This week’s roundup covers four stories shaping the AI infrastructure and enterprise landscape: a major cloud expansion deal for an AI development platform, a significant funding round for an AWS challenger, a cautionary tale about enterprise AI costs from one of the world’s largest retailers, and a practical case study in AI-driven grid modernisation from a major European utility with a substantial UK presence.
Lovable Signs Multiyear Google Cloud Deal with Fivefold Infrastructure Expansion
AI-assisted software development platform Lovable has signed an expanded multiyear agreement with Google Cloud that will see its cloud footprint increase fivefold, according to TechCrunch AI. The deal also includes expanded access to Anthropic’s Claude models, positioning Lovable alongside a growing cohort of AI-native development tools that are scaling rapidly on major cloud infrastructure. Lovable, which allows users to build functional web applications through natural language prompts, has attracted significant attention from UK developers and small businesses seeking to lower the technical barrier to software creation. The Google Cloud partnership suggests the platform is preparing for a substantial increase in user demand and processing load, which may translate into improved service reliability and new feature availability for its growing UK user base.
Railway Raises $100 Million to Build AI-Native Cloud Infrastructure
San Francisco-based cloud platform Railway has announced a $100 million Series B funding round, positioning itself as an AI-native alternative to established hyperscalers such as Amazon Web Services, according to VentureBeat AI. According to VentureBeat AI, Railway has amassed a user base of two million developers without spending any money on marketing, a figure that has clearly attracted investor attention. The platform is designed to simplify deployment workflows and is particularly targeted at AI application developers who require flexible, low-friction infrastructure. For UK developers and startups building on AI stacks, Railway’s continued growth and fresh capital may represent a viable and cost-effective alternative to the dominant cloud providers, particularly for teams that have found AWS, Azure, or Google Cloud to be operationally complex for early-stage AI workloads.

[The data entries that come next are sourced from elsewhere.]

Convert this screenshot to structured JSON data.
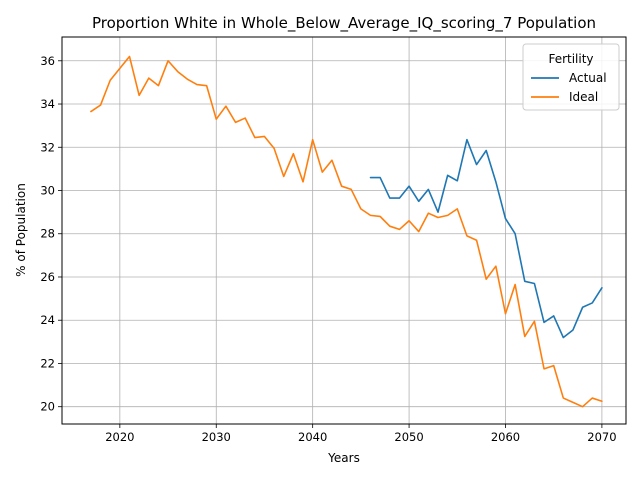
{
  "chart_data": {
    "type": "line",
    "title": "Proportion White in Whole_Below_Average_IQ_scoring_7 Population",
    "xlabel": "Years",
    "ylabel": "% of Population",
    "xlim": [
      2014,
      2072.5
    ],
    "ylim": [
      19.2,
      37.1
    ],
    "xticks": [
      2020,
      2030,
      2040,
      2050,
      2060,
      2070
    ],
    "yticks": [
      20,
      22,
      24,
      26,
      28,
      30,
      32,
      34,
      36
    ],
    "grid": true,
    "legend": {
      "title": "Fertility",
      "position": "top-right"
    },
    "series": [
      {
        "name": "Actual",
        "color": "#1f77b4",
        "x": [
          2046,
          2047,
          2048,
          2049,
          2050,
          2051,
          2052,
          2053,
          2054,
          2055,
          2056,
          2057,
          2058,
          2059,
          2060,
          2061,
          2062,
          2063,
          2064,
          2065,
          2066,
          2067,
          2068,
          2069,
          2070
        ],
        "y": [
          30.6,
          30.6,
          29.65,
          29.65,
          30.2,
          29.5,
          30.05,
          29.0,
          30.7,
          30.45,
          32.35,
          31.2,
          31.85,
          30.4,
          28.7,
          28.0,
          25.8,
          25.7,
          23.9,
          24.2,
          23.2,
          23.55,
          24.6,
          24.8,
          25.5
        ]
      },
      {
        "name": "Ideal",
        "color": "#ff7f0e",
        "x": [
          2017,
          2018,
          2019,
          2020,
          2021,
          2022,
          2023,
          2024,
          2025,
          2026,
          2027,
          2028,
          2029,
          2030,
          2031,
          2032,
          2033,
          2034,
          2035,
          2036,
          2037,
          2038,
          2039,
          2040,
          2041,
          2042,
          2043,
          2044,
          2045,
          2046,
          2047,
          2048,
          2049,
          2050,
          2051,
          2052,
          2053,
          2054,
          2055,
          2056,
          2057,
          2058,
          2059,
          2060,
          2061,
          2062,
          2063,
          2064,
          2065,
          2066,
          2067,
          2068,
          2069,
          2070
        ],
        "y": [
          33.65,
          33.95,
          35.1,
          35.65,
          36.2,
          34.4,
          35.2,
          34.85,
          36.0,
          35.5,
          35.15,
          34.9,
          34.85,
          33.3,
          33.9,
          33.15,
          33.35,
          32.45,
          32.5,
          31.95,
          30.65,
          31.7,
          30.4,
          32.35,
          30.85,
          31.4,
          30.2,
          30.05,
          29.15,
          28.85,
          28.8,
          28.35,
          28.2,
          28.6,
          28.1,
          28.95,
          28.75,
          28.85,
          29.15,
          27.9,
          27.7,
          25.9,
          26.5,
          24.3,
          25.65,
          23.25,
          23.95,
          21.75,
          21.9,
          20.4,
          20.2,
          20.0,
          20.4,
          20.25
        ]
      }
    ]
  }
}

Walmart Limits Internal AI Tool Use After Costs Exceed Expectations
Walmart has reportedly begun restricting employee access to an internal AI assistant called Code Puppy after the demands placed on the underlying large language model proved higher than anticipated, according to AI News. The development serves as a timely reminder that enterprise AI deployments, however well-intentioned, must ultimately be reconciled with commercial realities. For UK retailers and large organisations currently scaling internal AI tooling, Walmart’s experience underlines the importance of establishing consumption monitoring, usage governance, and cost forecasting frameworks before broad internal rollouts. The episode also highlights a structural challenge facing enterprise AI adoption globally: the gap between the productivity gains that AI tools can theoretically deliver and the infrastructure costs required to support them at scale across a large workforce.
E.ON Uses SAP S/4HANA to Modernise Energy Grid with AI
Energy utility E.ON, which operates a significant network of infrastructure across the United Kingdom as well as continental Europe, is using SAP S/4HANA as the foundation for a broad AI-driven grid modernisation programme, according to AI News. According to AI News, E.ON manages infrastructure across three distinct domains — energy grids, customer solutions, and energy markets — and standardising grid data through S/4HANA has been a prerequisite for deploying AI at scale across those domains. The case study is directly relevant to UK energy sector stakeholders as the country works to decarbonise its grid and integrate increasing volumes of intermittent renewable generation. AI-driven infrastructure management of the kind E.ON is deploying could play a meaningful role in the UK’s ability to manage grid stability and optimise energy distribution as the energy transition accelerates through the latter half of this decade.